Thursday, June 5, 2014

D DAY



  • D day: unnamed day set for beginning something offensive.
  • Best known D Day: 6th June, 1994.
  • The Normandy landings were the largest amphibious operation in history.
  • It marked the beginning of the end for Hitler and the Nazis
  • Movies directed on D Day: The longest day and Saving Private Ryan




Considering the dictionary meaning of the team “D Day” , “D Day” is the unnamed day on which an operation or an offensive is to be launched or a day set for beginning something.









In the military, D day is the day on which the combat attack or offensive attack is to be initiated.
The terms D day and H hour are used for the day and hour on which a combat attack or operation is to be initiated. They designate the day and hour of the operation when the day and hour have not yet been determined, or where secrecy is essential. For a given operation, the same D-Day and H-Hour apply for all units participating in it. When used in combination with numbers, and plus or minus signs, these terms indicate the point of time preceding or following a specific action. Thus, H−3 means 3 hours before H-Hour, and D+3 means 3 days after D-Day. (By extension, H+75 minutes is used for H-Hour plus 1 hour and 15 minutes.) Planning papers for large-scale operations are made up in detail long before specific dates are set. Thus, orders are issued for the various steps to be carried out on the D-Day or H-Hour minus or plus a certain number of days, hours, or minutes. At the appropriate time, a subsequent order is issued that states the actual day and times.



The best known D-Day is June 6, 1944 — the day of the Normandy landings — initiating the Western Allied effort to liberate mainland Europe from Nazi occupation during World War ||. However, many other invasions and operations had a designated D-Day, both before and after that operation

Do you realize that by the time you wake up in the morning 20,000 men may have been killed?
Churchill to his wife the night before D-Day











The Normandy landings were the largest amphibious operation in history. In one day, 175,000 troops landed on the Normandy coast crossing English Channel, with the help of more than 5,000 ships, crewed by 195,700 personnel from the Allied navies and merchant navies.
 The fighting continued for 10 weeks until 19 August.
 

After the defeat in Normandy, the German forces in Western Europe were so reduced that the American, British, Canadian, Polish and Free French armies advanced to capture Paris by 22 August and Brussels by 1 September.

There are 17, 769 British war graves in the whole of the Normandy battle zone.

Without D-Day, Adolf Hitler would have deployed many more divisions to resist the Red Army. He would have had more time to develop, and deploy, his modern weapon of terror, the V2. The war might have continued indefinitely.

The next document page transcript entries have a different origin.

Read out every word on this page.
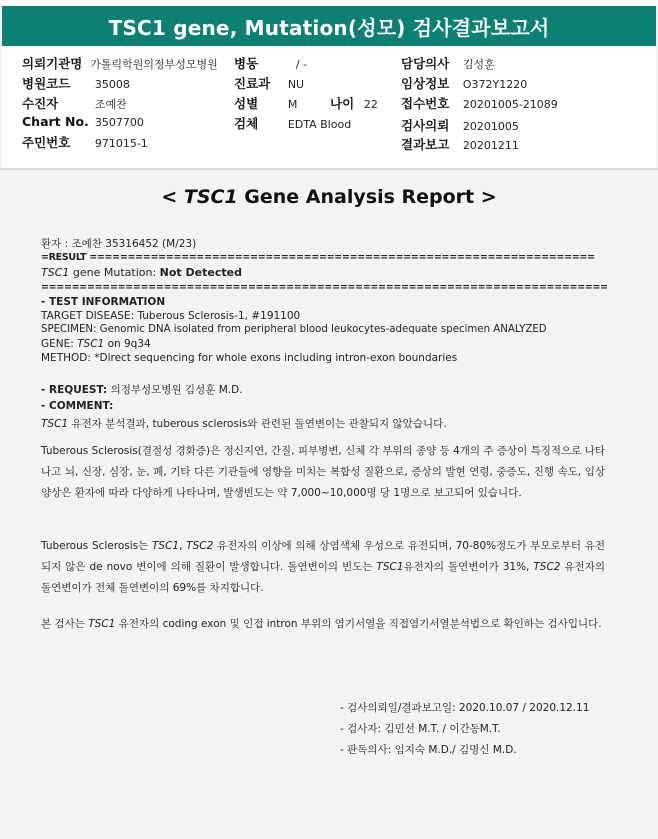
TSC1 gene, Mutation(성모) 검사결과보고서
의뢰기관명 가톨릭학원의정부성모병원
병원코드 35008
수진자	조예찬
Chart No. 3507700
주민번호 971015-1
병동	/ -
진료과 NU
성별	M	나이 22
검체	EDTA Blood
담당의사 김성훈
임상정보 O372Y1220
접수번호 20201005-21089
검사의뢰 20201005
결과보고 20201211
< TSC1 Gene Analysis Report >
환자 : 조예찬 35316452 (M/23)
=RESULT ==================================================================
TSC1 gene Mutation: Not Detected
==========================================================================
- TEST INFORMATION
TARGET DISEASE: Tuberous Sclerosis-1, #191100
SPECIMEN: Genomic DNA isolated from peripheral blood leukocytes-adequate specimen ANALYZED
GENE: TSC1 on 9q34
METHOD: *Direct sequencing for whole exons including intron-exon boundaries
- REQUEST: 의정부성모병원 김성훈 M.D.
- COMMENT:
TSC1 유전자 분석결과, tuberous sclerosis와 관련된 돌연변이는 관찰되지 않았습니다.
Tuberous Sclerosis(결절성 경화증)은 정신지연, 간질, 피부병변, 신체 각 부위의 종양 등 4개의 주 증상이 특징적으로 나타나고 뇌, 신장, 심장, 눈, 폐, 기타 다른 기관들에 영향을 미치는 복합성 질환으로, 증상의 발현 연령, 중증도, 진행 속도, 임상 양상은 환자에 따라 다양하게 나타나며, 발생빈도는 약 7,000~10,000명 당 1명으로 보고되어 있습니다.
Tuberous Sclerosis는 TSC1, TSC2 유전자의 이상에 의해 상염색체 우성으로 유전되며, 70-80%정도가 부모로부터 유전되지 않은 de novo 변이에 의해 질환이 발생합니다. 돌연변이의 빈도는 TSC1유전자의 돌연변이가 31%, TSC2 유전자의 돌연변이가 전체 돌연변이의 69%를 차지합니다.
본 검사는 TSC1 유전자의 coding exon 및 인접 intron 부위의 염기서열을 직접염기서열분석법으로 확인하는 검사입니다.
- 검사의뢰일/결과보고일: 2020.10.07 / 2020.12.11
- 검사자: 김민선 M.T. / 이간동M.T.
- 판독의사: 임지숙 M.D./ 김명신 M.D.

At the very least, the Iron Curtain which was established in central Europe in the late 1940s might have been built 600 miles to the west, between Britain and the continent.
The significance was that a successful landing in Normandy paved the way for the Allies to liberate all the Occupied Countries of Europe. (They all did it too, except for the Soviet Union who kept the countries it "liberated" for itself).

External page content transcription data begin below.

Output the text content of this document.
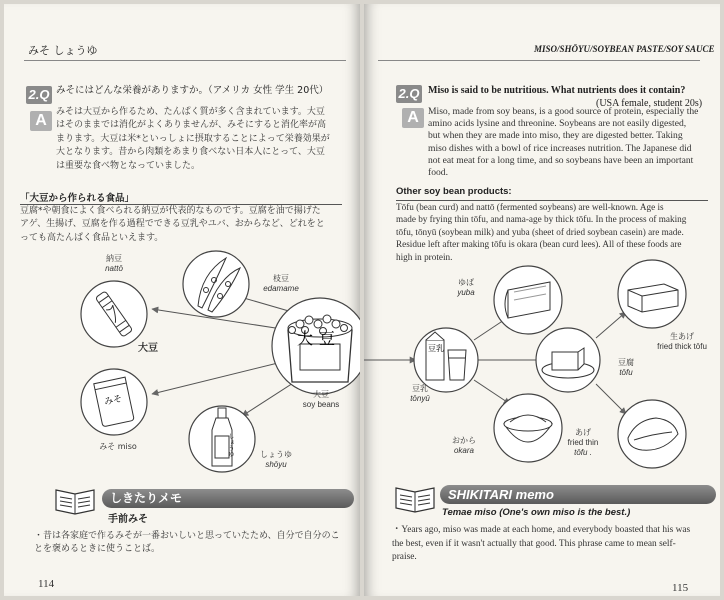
みそ しょうゆ
2.Q みそにはどんな栄養がありますか。（アメリカ 女性 学生 20代）
A	みそは大豆から作るため、たんぱく質が多く含まれています。大豆
はそのままでは消化がよくありませんが、みそにすると消化率が高
まります。大豆は米*といっしょに摂取することによって栄養効果が
大となります。昔から肉類をあまり食べない日本人にとって、大豆
は重要な食べ物となっていました。
「大豆から作られる食品」
豆腐*や朝食によく食べられる納豆が代表的なものです。豆腐を油で揚げた
アゲ、生揚げ、豆腐を作る過程でできる豆乳やユバ、おからなど、どれをと
っても高たんぱく食品といえます。
大豆
大豆
みそ
しょうゆ
納豆
nattō
枝豆
edamame
大豆
soy beans
みそ miso
しょうゆ
shōyu
しきたりメモ
手前みそ
・昔は各家庭で作るみそが一番おいしいと思っていたため、自分で自分のこ
とを褒めるときに使うことば。
114
MISO/SHŌYU/SOYBEAN PASTE/SOY SAUCE
2.Q Miso is said to be nutritious. What nutrients does it contain?
(USA female, student 20s)
A Miso, made from soy beans, is a good source of protein, especially the
amino acids lysine and threonine. Soybeans are not easily digested,
but when they are made into miso, they are digested better. Taking
miso dishes with a bowl of rice increases nutrition. The Japanese did
not eat meat for a long time, and so soybeans have been an important
food.
Other soy bean products:
Tōfu (bean curd) and nattō (fermented soybeans) are well-known. Age is
made by frying thin tōfu, and nama-age by thick tōfu. In the process of making
tōfu, tōnyū (soybean milk) and yuba (sheet of dried soybean casein) are made.
Residue left after making tōfu is okara (bean curd lees). All of these foods are
high in protein.
豆乳
ゆば
yuba
豆乳
tōnyū
おから
okara
生あげ
fried thick tōfu
豆腐
tōfu
あげ
fried thin
tōfu .
SHIKITARI memo
Temae miso (One's own miso is the best.)
・Years ago, miso was made at each home, and everybody boasted that his was
the best, even if it wasn't actually that good. This phrase came to mean self-
praise.
115
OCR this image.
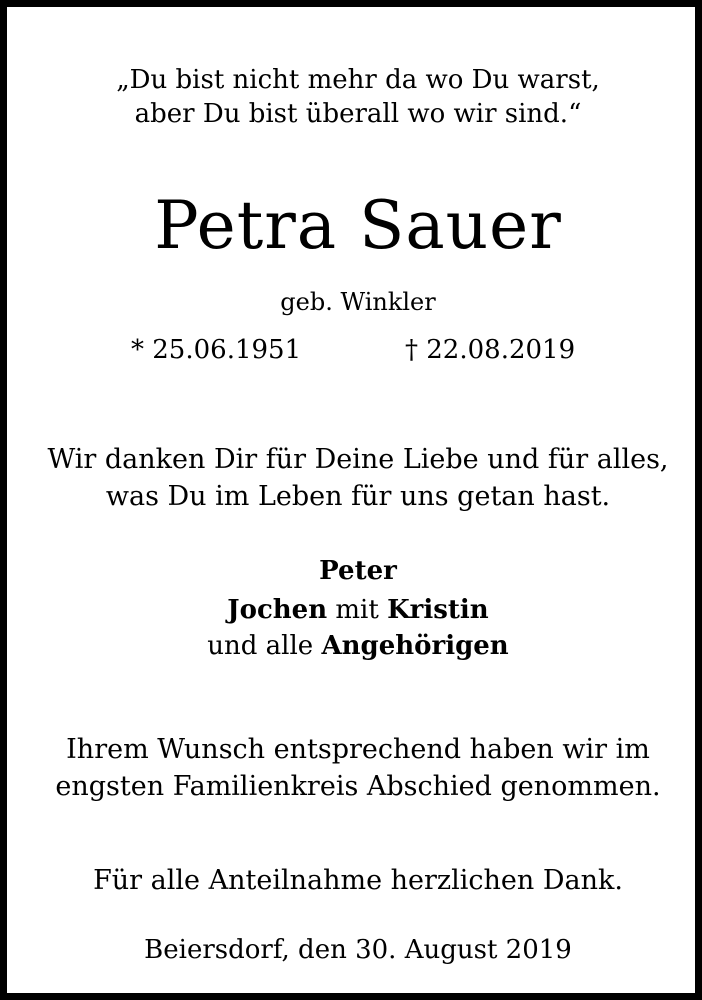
„Du bist nicht mehr da wo Du warst,
aber Du bist überall wo wir sind.“
Petra Sauer
geb. Winkler
* 25.06.1951	† 22.08.2019
Wir danken Dir für Deine Liebe und für alles,
was Du im Leben für uns getan hast.
Peter
Jochen mit Kristin
und alle Angehörigen
Ihrem Wunsch entsprechend haben wir im
engsten Familienkreis Abschied genommen.
Für alle Anteilnahme herzlichen Dank.
Beiersdorf, den 30. August 2019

It marked the beginning of the end for Hitler and the Nazis as the Russians were racing to Germany from the East and the rest of the Allies were doing the same from the West and also through Italy.

Once a beach head was successfully established and men and supplies started pouring in to mainland Europe, Germany was finished - it was only a matter of time.

Movies directed on D Day: The longest day and Saving Private Ryan

1 comment:

  1. Well done kriti. Just one thing: alter the initial bullet point 2. Best kmown (from 1994 to 1944.)